Every Leader Should Have a “Do Not Send” File

man with cell phone in hand laptop in background

Emails were bouncing around despite it being a Friday night. One report, one response, the downward spiral had begun. Selfishly, I was both annoyed and angry. I was ready for the week to be over, and frankly speaking, I was ticked off that this couldn’t wait till Monday.

Instead of throwing gasoline on the fire, I decided to wait till Saturday morning to respond. So, the next morning I began crafting the ultimate email response as I sipped my morning coffee. At first the response was too stern, so I edited it until it sounded somewhat polite. I read it aloud. Would this be okay if everyone in the company saw it, I asked myself? I assured myself it would.

Then a quiet voice in my head reminded me that Abraham Lincoln often wrote letters that he never sent. I have even written about this practice before, but would I have the discipline to follow it?

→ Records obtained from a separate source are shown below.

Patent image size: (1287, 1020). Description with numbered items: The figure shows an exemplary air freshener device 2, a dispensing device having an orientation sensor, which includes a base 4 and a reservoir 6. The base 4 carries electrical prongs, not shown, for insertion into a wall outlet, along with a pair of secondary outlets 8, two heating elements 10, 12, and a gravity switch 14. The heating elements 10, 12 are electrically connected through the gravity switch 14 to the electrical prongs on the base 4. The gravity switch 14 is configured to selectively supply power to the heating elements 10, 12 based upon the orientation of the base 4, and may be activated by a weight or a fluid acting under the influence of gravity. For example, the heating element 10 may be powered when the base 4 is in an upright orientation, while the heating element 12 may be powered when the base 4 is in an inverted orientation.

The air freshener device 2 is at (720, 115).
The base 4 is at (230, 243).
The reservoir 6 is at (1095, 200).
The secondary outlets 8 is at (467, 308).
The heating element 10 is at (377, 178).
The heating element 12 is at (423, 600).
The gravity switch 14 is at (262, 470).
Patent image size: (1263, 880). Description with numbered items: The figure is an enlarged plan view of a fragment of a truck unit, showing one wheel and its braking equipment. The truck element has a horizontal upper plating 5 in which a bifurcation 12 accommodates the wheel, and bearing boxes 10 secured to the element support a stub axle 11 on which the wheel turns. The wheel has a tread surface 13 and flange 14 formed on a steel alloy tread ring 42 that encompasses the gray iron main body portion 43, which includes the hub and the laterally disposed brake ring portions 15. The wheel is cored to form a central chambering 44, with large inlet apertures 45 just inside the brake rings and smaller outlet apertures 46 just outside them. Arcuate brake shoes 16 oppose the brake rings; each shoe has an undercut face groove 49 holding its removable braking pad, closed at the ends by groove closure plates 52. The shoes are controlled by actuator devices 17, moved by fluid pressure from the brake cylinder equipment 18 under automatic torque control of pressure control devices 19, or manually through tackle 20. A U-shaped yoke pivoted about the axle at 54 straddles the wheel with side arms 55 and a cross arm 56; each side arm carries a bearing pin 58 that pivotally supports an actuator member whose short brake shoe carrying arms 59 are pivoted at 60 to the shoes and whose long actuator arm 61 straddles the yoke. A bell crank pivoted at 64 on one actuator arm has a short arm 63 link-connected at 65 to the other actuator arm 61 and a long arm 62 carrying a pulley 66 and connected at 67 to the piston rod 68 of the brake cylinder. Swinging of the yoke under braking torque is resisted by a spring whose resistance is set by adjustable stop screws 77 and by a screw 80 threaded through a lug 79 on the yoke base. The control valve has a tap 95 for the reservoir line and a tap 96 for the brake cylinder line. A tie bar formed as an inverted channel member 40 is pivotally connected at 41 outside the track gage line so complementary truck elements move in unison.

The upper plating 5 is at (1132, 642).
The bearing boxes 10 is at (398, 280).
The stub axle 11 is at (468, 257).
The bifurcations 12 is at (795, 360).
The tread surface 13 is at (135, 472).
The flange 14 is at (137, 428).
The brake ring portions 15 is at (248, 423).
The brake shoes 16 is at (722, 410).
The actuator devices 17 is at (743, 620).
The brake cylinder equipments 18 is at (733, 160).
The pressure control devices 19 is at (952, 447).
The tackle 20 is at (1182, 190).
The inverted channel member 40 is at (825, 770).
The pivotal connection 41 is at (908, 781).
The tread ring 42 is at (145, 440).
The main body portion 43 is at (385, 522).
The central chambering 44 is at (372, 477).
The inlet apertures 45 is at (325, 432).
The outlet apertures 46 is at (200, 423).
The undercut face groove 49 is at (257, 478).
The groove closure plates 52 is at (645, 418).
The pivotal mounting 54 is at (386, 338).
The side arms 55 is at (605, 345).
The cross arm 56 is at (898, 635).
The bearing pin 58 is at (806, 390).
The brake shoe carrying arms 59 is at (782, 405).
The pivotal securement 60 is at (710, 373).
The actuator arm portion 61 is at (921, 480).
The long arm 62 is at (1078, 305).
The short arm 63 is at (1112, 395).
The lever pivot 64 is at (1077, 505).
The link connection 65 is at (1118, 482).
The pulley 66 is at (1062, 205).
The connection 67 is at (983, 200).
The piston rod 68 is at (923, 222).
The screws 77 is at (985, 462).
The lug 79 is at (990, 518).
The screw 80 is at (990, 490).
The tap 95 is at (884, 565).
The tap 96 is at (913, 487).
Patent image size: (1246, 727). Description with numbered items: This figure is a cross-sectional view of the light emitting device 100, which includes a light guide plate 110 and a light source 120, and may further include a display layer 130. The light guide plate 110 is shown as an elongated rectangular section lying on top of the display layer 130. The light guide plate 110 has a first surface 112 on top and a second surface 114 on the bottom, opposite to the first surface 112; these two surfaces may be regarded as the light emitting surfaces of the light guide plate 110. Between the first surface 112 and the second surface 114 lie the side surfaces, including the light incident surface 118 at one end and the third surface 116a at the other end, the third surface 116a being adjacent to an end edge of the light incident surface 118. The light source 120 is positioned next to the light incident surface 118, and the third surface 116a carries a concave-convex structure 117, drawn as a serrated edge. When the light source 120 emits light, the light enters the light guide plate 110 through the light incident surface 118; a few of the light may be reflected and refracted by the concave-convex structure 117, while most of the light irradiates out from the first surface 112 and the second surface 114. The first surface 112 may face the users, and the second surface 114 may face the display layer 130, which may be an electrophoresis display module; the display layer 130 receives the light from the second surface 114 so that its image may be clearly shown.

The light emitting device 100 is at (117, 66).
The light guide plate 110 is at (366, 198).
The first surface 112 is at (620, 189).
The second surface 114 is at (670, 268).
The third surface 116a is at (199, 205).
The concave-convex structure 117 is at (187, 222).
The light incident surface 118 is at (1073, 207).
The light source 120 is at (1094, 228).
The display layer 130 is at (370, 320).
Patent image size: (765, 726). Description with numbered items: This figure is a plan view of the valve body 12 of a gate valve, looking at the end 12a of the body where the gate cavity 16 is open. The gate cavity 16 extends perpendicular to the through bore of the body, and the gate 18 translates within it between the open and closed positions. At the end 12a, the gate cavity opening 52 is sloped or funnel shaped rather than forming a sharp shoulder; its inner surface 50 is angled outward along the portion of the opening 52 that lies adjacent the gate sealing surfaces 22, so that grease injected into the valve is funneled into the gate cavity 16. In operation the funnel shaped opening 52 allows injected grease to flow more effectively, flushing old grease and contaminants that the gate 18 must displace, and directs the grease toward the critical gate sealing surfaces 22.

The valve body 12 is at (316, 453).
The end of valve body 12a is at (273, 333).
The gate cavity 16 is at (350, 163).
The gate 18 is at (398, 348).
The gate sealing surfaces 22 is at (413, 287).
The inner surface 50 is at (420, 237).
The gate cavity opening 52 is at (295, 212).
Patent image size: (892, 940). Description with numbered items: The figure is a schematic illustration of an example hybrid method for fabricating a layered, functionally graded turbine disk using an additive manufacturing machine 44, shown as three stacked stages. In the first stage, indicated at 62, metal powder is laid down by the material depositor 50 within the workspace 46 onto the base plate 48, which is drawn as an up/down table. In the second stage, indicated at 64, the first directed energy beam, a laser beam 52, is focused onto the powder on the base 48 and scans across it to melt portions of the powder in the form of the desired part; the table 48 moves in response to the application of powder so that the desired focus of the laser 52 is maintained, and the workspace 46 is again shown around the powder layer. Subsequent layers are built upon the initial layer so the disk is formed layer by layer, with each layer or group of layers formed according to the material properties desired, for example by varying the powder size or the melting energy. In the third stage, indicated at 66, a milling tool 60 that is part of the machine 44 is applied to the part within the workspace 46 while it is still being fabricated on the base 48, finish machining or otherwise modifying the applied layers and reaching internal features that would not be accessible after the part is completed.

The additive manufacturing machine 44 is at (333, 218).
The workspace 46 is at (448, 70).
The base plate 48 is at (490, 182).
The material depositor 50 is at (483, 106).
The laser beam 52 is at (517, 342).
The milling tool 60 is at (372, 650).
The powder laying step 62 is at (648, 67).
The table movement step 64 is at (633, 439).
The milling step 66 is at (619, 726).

Instead of sending the email, I sent it to myself and filed it away in a “do not send” outlook folder. If things were terrible Monday, I thought, I could send the email then. Or even better, I could call a face to face meeting.

The first primary benefactor of this decision was my family. Instead of being around a grumpy, stressed out husband/dad all weekend, Sarah and the kids got a better version of me. The process of writing down my thoughts and sending them to MYSELF (no one else has seen them still) had that strong of an impact on me. It was almost as if I had worked the stress out of my body.

Meanwhile, my teammates were oblivious to my frustration, and even my anger. They didn’t receive a weekend email, and were free to have a break, which allows them to refresh and be at their best for the work week.

By Monday, things had already calmed down. One of the sales people involved admitted that they had not only overreacted in the Friday email they sent, but they also now see the other individual’s point of view. By the middle of the day, it seemed like the “conflict” was over and done with. Everyone had moved on. Would that have been the case if I had thrown gasoline on the fire?

Several weeks later, no one is even talking about this situation anymore.

Do yourself a favor and create a “do not send” file today. As leaders, we are going to occasionally say or write the wrong things. This won’t resolve that. But it will be another safeguard against such occurrences.

We just have to form the discipline to use it.